In keeping with a global trend, gyms are becoming more and more popular in Indonesia's urban areas, attracting a growing number of health-conscious professionals, especially. The trend is even more pronounced in Indonesia because the outdoor environment of most cities is not exactly conducive to doing exercise. A lack of green areas, clogged streets and sidewalks from hell all act as incentives for people to join their local health club to keep fit.
Most large-city hotels have their own gym that is open not only to hotel guests but to the public. There are also many independent gyms, including franchises of international brands like Gold's Gym, Clark Hatch and Fitness First. Very popular also is the locally owned Celebrity Fitness, which has several clubs in Jakarta and Surabaya. Gyms often offer additional facilities like saunas, steam rooms, relaxation rooms and cafés; some have swimming pools. Generally, if you join a hotel gym you'll be entitled to use the hotel pool. Lying poolside ordering cocktails isn't a bad option for a hot, lazy Sunday.

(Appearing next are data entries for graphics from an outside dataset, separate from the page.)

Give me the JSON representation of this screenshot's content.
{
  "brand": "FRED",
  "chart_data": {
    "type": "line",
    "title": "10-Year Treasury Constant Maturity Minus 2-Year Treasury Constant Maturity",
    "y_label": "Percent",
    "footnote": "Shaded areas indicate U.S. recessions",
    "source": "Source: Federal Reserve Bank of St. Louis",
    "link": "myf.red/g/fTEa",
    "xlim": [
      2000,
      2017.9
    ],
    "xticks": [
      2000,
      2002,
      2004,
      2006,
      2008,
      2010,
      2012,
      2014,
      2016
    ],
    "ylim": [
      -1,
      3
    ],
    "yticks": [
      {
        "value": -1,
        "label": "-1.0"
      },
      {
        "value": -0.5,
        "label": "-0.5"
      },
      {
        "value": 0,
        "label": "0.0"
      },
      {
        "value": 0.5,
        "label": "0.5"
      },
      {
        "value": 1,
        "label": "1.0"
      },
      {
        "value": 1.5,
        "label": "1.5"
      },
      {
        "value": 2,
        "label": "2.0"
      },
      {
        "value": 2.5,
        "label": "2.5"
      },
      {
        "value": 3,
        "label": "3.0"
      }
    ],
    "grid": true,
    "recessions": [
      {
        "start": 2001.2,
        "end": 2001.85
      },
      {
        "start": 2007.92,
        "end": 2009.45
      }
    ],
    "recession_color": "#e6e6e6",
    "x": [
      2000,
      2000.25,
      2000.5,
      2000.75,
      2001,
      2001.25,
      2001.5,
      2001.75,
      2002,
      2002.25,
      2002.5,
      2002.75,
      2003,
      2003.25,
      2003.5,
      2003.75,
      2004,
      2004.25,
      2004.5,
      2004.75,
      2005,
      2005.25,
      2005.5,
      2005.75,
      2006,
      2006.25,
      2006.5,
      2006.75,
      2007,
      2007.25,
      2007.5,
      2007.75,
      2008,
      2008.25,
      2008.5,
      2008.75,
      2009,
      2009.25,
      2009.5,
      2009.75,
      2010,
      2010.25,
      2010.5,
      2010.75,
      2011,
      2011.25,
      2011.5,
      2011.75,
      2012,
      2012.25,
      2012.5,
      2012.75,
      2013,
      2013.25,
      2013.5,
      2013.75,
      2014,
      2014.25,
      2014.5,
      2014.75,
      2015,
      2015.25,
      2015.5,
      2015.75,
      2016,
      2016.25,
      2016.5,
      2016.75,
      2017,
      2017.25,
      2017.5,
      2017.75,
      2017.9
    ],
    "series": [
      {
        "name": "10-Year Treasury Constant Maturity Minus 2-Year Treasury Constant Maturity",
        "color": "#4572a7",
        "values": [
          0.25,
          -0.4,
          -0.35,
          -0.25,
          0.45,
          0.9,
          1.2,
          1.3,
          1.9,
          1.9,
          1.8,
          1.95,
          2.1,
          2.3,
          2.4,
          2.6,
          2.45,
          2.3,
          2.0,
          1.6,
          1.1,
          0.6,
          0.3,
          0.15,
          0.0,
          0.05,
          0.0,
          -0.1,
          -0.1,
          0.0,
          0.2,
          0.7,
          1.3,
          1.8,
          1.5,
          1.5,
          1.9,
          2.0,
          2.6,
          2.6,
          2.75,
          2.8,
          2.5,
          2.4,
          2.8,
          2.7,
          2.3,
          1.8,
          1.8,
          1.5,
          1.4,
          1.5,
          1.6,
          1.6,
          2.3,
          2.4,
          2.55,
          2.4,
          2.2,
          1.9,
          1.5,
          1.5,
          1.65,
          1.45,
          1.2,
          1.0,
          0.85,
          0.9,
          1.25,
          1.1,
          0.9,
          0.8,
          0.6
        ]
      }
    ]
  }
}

On top of the usual gym equipment, bigger gyms also provide scheduled classes for aerobics, yoga, spinning, Pilates and the like. If you need some guidance and advice, or someone just to motivate you to do the hard work, personal trainers are available.
Some gyms will charge you a registration fee and then you'll be able to pay monthly or for a whole year to get a slightly cheaper deal. Some gyms offer family or corporate packages with better rates. If you're not quite sure whether it's the right place for you or not, you may be given a free 1-day trial. You can expect to pay as little as Rp 150,000/month or Rp 1.5 million/year (US$17 or $170) for a basic place, up to Rp 500,000/month or Rp 5 million/year (US$55 or $550) for a more sophisticated club. An hour's session with a personal trainer will set you back between Rp 100,000 and Rp 150,000.